Registered dietician Elisa Zied zeroes in on that problem in her new book, "So What Can I Eat?!" She is also a spokeswoman for the American Dietetic Association and joins The Early Show this week for a three-part HealthWatch series. This morning, the topic was fats, and Zied led co-anchor Russ Mitchell through the many different types of fats, pointing out which are the healthiest choices.
The government recommends that Americans get between 20-35 percent of their daily calories from fats and Zied explained why.
"We need fat for many reasons," she said. "First, it provides calories. Second, it provides vital nutrients, including essential fats, which are fats that we need to get from food that we naturally can't create in our bodies. And fat also, on a practical level, adds a lot of flavor, texture and taste to food.
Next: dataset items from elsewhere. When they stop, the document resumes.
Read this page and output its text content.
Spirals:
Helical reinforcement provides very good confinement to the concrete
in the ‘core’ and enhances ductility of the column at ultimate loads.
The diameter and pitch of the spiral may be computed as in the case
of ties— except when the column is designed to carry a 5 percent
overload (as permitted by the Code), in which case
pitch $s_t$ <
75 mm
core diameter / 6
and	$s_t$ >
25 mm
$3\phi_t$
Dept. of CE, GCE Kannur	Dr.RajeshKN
It's something we don't want to avoid completely."
OILS AND SPREADS
Margarine, trans-free, soft, in a tub
These oils contain monounsaturated and polyunsaturated fats, both of which can have heart health benefits if you use them to replace saturated fats, like butter, according to Zied.
Zied recommends sticking to about one teaspoon per serving, and says most Americans should aim for about six teaspoons of healthy oils each day.
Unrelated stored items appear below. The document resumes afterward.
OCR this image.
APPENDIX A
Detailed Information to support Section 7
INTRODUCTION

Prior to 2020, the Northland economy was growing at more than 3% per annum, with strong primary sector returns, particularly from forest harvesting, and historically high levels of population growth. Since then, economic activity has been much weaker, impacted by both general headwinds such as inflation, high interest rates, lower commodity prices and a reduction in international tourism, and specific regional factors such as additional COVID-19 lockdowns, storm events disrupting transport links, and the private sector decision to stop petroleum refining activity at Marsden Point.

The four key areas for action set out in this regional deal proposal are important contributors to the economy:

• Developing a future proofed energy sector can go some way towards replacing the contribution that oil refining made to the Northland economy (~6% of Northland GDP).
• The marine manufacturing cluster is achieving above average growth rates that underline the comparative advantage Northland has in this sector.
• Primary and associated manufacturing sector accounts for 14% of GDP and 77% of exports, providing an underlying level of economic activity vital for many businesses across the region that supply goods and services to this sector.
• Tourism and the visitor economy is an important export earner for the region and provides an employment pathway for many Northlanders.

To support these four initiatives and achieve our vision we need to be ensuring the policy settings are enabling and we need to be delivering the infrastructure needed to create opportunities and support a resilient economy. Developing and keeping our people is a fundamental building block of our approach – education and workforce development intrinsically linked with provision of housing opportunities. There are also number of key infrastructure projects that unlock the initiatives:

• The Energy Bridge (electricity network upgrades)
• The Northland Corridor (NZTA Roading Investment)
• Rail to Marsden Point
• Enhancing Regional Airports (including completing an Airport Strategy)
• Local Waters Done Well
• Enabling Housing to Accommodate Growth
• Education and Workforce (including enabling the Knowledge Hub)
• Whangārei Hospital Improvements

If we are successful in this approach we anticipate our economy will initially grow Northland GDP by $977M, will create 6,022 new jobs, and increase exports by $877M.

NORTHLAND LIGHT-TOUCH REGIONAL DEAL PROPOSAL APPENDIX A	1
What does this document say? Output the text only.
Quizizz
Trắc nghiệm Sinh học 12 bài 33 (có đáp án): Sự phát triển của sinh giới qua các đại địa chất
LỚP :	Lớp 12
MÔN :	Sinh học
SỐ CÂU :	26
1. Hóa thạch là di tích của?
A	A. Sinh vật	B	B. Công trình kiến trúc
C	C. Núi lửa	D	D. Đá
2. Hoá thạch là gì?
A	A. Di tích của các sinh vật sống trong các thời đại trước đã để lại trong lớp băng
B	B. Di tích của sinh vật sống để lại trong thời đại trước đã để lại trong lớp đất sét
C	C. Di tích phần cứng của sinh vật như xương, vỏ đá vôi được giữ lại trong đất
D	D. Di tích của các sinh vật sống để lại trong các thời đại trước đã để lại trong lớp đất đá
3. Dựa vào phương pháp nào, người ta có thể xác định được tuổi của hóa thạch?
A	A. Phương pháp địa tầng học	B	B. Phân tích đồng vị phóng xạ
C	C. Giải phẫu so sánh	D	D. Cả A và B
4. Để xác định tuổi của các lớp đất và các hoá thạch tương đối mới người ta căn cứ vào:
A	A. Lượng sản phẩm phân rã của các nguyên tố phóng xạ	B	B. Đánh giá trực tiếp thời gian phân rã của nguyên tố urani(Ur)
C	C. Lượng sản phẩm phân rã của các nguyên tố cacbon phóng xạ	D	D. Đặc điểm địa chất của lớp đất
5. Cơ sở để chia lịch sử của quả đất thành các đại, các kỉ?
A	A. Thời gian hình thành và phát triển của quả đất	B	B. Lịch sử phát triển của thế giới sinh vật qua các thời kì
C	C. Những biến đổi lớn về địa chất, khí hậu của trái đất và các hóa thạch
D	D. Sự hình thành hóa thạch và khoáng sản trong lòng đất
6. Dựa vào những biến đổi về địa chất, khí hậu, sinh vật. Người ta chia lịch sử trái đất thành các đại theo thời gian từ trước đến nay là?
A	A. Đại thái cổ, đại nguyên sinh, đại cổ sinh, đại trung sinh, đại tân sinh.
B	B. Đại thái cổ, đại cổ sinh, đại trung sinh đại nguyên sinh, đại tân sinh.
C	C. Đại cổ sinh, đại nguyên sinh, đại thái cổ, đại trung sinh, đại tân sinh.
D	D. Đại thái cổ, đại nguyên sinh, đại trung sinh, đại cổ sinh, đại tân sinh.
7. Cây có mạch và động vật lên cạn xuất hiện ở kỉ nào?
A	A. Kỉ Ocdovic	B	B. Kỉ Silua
OTHER SPREADS AND DRESSING
1 tablespoon of these counts as 1 teaspoon of oil.
Light or low-fat tub margarine
Salad dressing (low-fat dressing: 2 tablespoons = 1 teaspoon oil)
MEAT / BEANS
Although these foods count in the meat/beans food category, they naturally contain oils and some healthful fats. They are also very caloric and energy dense, so stick to small portions.
Nuts: almonds, cashews, peanuts, 2 tablespoons of each
Almond butter: 1 tablespoon
Peanut butter: 1 tablespoon
Fish, especially cold water fish (salmon, tuna, sardines, mackerel) contains healthful omega-3 fats
Butter, shortening, stick margarine, sour cream, cream cheese — these are solid fats that need to be counted as discretionary or extra calories, not as part of any food group recommended by the dietary guidelines. For a 2,000 calorie plan, you can use about 250 of those calories on any foods you like.